Three days of London table chat convinced me of that truth, just as it also convinced me that I could easily hold my own amid such banter. Tony was introducing me to his friends—and seemed delighted that I integrated with them so quickly. Just as I was pleased that he was showing me off. I wanted to show off Tony too—but my only friend in London, Margaret Campbell, was out of town while we were there. While Tony was lunching with the editor, I jumped the tube to Hampstead, and wandered the well-heeled residential backstreets, and spent an hour roaming the Heath, all the while thinking to myself: this is very pleasant. Maybe this had something to do with the fact that, after Cairo’s ongoing urban madness, London initially came across as a paragon of order and tidiness. Granted, within a day of being there, I was also noticing the litter on the streets, the graffiti, the indigent population who slept outdoors, and the snarling traffic. But these scruffy civic attributes simply struck me as an essential component of metropolitan life.

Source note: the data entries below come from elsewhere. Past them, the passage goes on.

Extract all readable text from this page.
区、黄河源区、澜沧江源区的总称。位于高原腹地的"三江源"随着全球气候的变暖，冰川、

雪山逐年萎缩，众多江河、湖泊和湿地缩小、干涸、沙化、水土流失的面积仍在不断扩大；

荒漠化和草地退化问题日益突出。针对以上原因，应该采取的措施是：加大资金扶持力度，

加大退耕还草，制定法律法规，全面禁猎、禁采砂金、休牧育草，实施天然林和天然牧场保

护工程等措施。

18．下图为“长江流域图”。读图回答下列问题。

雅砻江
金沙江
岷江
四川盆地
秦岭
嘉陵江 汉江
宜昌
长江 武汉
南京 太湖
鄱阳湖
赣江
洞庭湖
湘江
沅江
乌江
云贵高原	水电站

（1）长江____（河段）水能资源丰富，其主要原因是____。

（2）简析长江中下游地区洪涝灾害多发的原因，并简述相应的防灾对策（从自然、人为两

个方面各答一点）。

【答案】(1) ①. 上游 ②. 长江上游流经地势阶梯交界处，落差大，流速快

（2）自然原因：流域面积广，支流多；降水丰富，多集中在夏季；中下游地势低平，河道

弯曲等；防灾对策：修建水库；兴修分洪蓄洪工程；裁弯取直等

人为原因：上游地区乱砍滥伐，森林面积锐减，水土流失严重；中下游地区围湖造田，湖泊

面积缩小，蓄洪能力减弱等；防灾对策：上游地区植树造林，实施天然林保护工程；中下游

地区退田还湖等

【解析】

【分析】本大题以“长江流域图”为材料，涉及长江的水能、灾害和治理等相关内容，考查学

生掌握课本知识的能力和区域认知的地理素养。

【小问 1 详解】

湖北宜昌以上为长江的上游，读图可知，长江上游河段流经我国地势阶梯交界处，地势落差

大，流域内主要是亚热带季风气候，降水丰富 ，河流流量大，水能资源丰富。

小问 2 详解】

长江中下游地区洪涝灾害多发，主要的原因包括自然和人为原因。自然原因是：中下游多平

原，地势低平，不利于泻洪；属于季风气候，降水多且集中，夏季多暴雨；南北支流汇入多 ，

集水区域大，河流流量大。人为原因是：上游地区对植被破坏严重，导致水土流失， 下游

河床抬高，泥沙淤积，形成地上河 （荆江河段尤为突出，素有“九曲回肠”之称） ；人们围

Then there was the little fact that I was in London with Tony . . . which made the city look even better. Tony himself also admitted the same thing, telling me that, for the first time in years, he actually “got” the idea of London again.
He remained pretty close-lipped about his lunch with the editor—except to say that it went well. But then, two days later, he gave me further details of that meeting. We were an hour into our flight back to Cairo when he turned to me and said, “I need to talk to you about something.”
“That sounds serious,” I said, putting down the novel I’d been reading.